Analyzing Texts using Coh-Metrix
Nia Dowell, Zhiqiang Cai & Art Graesser, Institute for Intelligent Systems, University of Memphis
The workshop will focus on the utility of Coh-Metrix in discourse theory and educational practice. We will begin with an introduction to the Coh-Metrix and Test Easability Assessor (TEA) tools, including a detailed description of the indices in the context of multilevel theoretical frameworks of discourse comprehension and learning. A review of published studies will help illustrate the relationship between discourse and learning. We will then walk participants through a series of practical exercises that will give hands-on experience with cleaning, preparing, and analyzing texts using Coh-Metrix, conducting statistical analyses with Coh-Metrix data, and data interpretation.
Intended learning outcomes:
Participants will become familiar with the structure of the Coh-Metrix and Test Easability Assessor (TEA) tools and their applications, with particular focus on the analysis of educational data. Participants will learn about the various indices available in each tool, and how to interpret their significance.

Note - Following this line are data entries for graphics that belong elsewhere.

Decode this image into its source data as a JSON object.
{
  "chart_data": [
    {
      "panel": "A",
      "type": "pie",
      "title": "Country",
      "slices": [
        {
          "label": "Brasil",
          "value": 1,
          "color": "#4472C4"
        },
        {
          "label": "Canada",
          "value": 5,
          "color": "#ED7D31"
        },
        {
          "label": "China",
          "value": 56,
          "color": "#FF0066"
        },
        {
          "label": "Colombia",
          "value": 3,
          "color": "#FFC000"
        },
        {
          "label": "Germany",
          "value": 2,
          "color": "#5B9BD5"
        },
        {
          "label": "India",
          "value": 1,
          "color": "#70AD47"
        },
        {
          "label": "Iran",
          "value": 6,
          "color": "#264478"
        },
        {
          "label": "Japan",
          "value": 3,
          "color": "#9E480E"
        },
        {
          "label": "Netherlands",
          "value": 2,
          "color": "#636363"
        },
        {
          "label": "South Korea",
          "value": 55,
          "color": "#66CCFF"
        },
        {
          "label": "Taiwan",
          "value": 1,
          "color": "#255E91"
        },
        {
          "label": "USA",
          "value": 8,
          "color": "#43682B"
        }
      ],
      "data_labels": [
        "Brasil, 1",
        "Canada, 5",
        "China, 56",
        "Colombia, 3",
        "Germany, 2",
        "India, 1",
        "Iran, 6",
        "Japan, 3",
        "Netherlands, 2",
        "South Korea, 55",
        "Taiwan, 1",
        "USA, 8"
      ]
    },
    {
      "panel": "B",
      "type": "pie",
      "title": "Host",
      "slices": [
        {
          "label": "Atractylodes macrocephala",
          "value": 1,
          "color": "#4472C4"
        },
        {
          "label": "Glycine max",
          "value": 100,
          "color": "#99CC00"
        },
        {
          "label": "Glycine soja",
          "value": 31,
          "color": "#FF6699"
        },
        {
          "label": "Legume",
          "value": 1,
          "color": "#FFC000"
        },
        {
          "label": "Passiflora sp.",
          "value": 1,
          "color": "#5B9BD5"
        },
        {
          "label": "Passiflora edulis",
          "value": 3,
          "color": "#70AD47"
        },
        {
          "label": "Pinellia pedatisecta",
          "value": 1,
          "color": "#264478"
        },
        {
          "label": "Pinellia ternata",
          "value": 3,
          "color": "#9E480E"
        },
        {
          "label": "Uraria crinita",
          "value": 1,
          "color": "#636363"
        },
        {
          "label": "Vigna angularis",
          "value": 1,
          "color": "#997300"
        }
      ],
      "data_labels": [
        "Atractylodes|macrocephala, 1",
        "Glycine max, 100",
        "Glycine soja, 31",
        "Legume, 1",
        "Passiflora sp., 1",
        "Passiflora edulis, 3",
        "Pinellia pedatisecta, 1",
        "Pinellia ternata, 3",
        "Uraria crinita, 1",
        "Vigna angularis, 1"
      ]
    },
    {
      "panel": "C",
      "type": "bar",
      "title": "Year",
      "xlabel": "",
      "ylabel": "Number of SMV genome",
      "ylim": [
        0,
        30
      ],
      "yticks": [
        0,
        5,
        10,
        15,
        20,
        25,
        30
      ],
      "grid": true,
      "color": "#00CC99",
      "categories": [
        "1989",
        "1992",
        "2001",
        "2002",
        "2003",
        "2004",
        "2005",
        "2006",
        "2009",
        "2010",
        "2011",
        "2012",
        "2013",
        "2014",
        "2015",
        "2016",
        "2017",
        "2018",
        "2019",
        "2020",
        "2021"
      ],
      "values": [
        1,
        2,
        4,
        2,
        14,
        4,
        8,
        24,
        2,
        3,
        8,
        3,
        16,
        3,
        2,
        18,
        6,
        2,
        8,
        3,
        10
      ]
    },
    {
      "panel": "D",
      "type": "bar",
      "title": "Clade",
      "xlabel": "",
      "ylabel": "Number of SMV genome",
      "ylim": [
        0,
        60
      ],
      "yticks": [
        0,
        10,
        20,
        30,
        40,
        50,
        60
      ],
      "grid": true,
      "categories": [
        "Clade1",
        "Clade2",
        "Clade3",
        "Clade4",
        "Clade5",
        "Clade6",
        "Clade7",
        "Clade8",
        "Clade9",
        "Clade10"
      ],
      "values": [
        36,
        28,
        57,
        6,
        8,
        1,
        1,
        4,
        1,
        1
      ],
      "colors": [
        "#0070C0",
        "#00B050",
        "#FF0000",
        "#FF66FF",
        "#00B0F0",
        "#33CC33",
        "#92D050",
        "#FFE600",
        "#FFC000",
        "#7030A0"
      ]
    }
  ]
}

- Please bring your laptop and have the Firefox browser installed
- Please visit the Coh-Metrix (http://cohmetrix.com) and Test Easability Assessor (TEA) (http://tea.cohmetrix.com) sites and create a user account
- Please set up a dropbox account (https://www.dropbox.com/home) for easy access to workshop materials
- Having your preferred data analysis package (spss, R, stata, matlab etc.) installed and available is ideal, but not mandatory
- Participants are encouraged to bring sample texts from their own projects
- Other helpful material
- Notepad ++ can be downloaded at (http://notepad-plus-plus.org)
- Text crawler can be downloaded at (http://textcrawler.en.softonic.com)
You may wish to read the following materials in preparation (available on request):
Graesser, A.C., Foltz, P., Forsyth, C., & Germany, M. (in press). Discourse and collaborative problem-solving. In Beno and Funke (Eds.) The Nature of Problem Solving. OECD series.
Graesser, A. C., McNamara, D. S., & Kulikowich, J. M. (2011). Coh-Metrix: Providing Multilevel Analyses of Text Characteristics. Educational Researcher, 40(5), 223–234.
Graesser, A. C., McNamara, D. S., Louwerse, M. M., & Cai, Z. (2004). Coh-metrix: Analysis of text on cohesion and language. Behavior Research Methods, Instruments, & Computers, 36(2), 193-202
Graesser, A. C., & McNamara, D. S. (2011). Computational Analyses of Multilevel Discourse Comprehension. Topics in Cognitive Science, 3(2), 371–398.
New Coh-Metrix Book:
McNamara, D. S., Graesser, A. C., McCarthy, P. M., & Cai, Z. (2014). Automated evaluation of text and discourse with Coh-Metrix. Cambridge, M.A.: Cambridge University Press.
Nia Dowell is a cognitive psychology doctoral student in the Institute for Intelligent Systems at the University of Memphis. Nia is currently pursuing her PhD under the direction and mentorship of Dr. Arthur Graesser. Her primary interests are in cognitive psychology, discourse processing and affective sciences. In general, her research focuses are on using language and discourse to uncover the dynamics of socially significant, cognitive, and affective processes. She is currently applying computational techniques to model discourse and social dynamics in authoritarian regimes, as well as in adaptive intelligent tutoring systems and collaborative learning environments.
Zhiqiang Cai is a research assistant professor in the Institute for Intelligent Systems, the University of Memphis. He has a M Sc. degree in computational mathematics received in 1985 from Huazhong University of Science and Technology, P. R. China. He was an associate professor at Huazhong University of Science and Technology from 1994 through 2001, a visiting associate professor at Sudan University of Science and Technology from 1996 through 2000, a visiting associate professor at the University of Paris VI in 1995. His is the chief software designer and developer of QUAID, Coh-Metrix, ACE (AutoTutor Conversation Engine) and ASAT (AutoTutor Script Authoring Tool). His current research interests are in algorithm design and software development for tutoring systems and natural language processing.
Dr. Art Graesser is a professor in the Department of Psychology and the Institute of Intelligent Systems at the University of Memphis and is a Senior Research Fellow in the Department of Education at the University of Oxford. Dr. Graesser’s primary research interests are in cognitive science, discourse processing, and the learning sciences. Dr. Graesser served as editor of the journal Discourse Processes (1996–2005) and Journal of Educational Psychology (2009-2014) and as president of the Empirical Studies of Literature, Art, and Media (1989-1992), the Society for Text and Discourse (2007-2010), International Society for Artificial Intelligence in Education (2007-2009), and the FABBS Foundation (2012-13). He has published over 500 articles in journals, books, and conference proceedings.